O Palácio do Planalto intensificou nos últimos dias as negociações com líderes partidários para garantir a aprovação do projeto que amplia a faixa de isenção do Imposto de Renda (IR), sem gerar desequilíbrio nas contas públicas. A proposta, prevista para votação na próxima semana, aumenta a isenção para contribuintes com renda mensal de até R$ 5 mil e prevê desconto parcial para aqueles que recebem até R$ 7.350 por mês.
Para compensar a perda de arrecadação, o texto estabelece uma alíquota mínima para rendimentos acima de R$ 50 mil mensais (cerca de R$ 600 mil anuais), incluindo dividendos, com tributação progressiva que chega a 10% para quem recebe mais de R$ 1,2 milhão por ano.

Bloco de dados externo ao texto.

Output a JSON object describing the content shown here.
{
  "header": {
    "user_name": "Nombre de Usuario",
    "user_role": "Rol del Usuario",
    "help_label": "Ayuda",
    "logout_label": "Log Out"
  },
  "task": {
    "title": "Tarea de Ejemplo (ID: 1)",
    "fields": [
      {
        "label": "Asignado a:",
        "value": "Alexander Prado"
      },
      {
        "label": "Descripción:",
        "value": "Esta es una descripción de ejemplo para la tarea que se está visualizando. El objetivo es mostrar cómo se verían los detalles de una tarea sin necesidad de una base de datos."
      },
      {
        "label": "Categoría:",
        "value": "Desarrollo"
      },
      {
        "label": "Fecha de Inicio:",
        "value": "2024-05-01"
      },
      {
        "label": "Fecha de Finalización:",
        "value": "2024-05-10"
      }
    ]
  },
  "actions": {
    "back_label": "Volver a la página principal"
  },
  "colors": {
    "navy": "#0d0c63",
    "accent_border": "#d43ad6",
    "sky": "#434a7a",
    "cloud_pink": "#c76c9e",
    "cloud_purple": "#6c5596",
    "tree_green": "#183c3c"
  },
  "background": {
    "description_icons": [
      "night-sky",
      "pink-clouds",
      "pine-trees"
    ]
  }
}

Integrantes do governo alertam que a oposição e parte do Centrão podem apresentar emendas de plenário, aumentando ainda mais a faixa de isenção ou eliminando as compensações previstas. Segundo um deputado governista, qualquer mudança desse tipo forçaria o governo a escolher entre popularidade e responsabilidade fiscal, gerando impacto bilionário nas contas públicas.
Outro ponto de tensão é a liberação de emendas parlamentares, recursos do Orçamento que deputados e senadores destinam a obras e projetos em seus redutos. Algumas dessas verbas não têm execução obrigatória, dando ao Executivo margem para acelerar ou adiar os repasses.
Aliados do presidente da Câmara, Arthur Lira (PP-AL), relator da proposta, avaliam que a demora no pagamento dessas emendas pode prejudicar o clima político. Lira deve participar da reunião de líderes na terça-feira (23) para avaliar o cenário e tentar consolidar um acordo.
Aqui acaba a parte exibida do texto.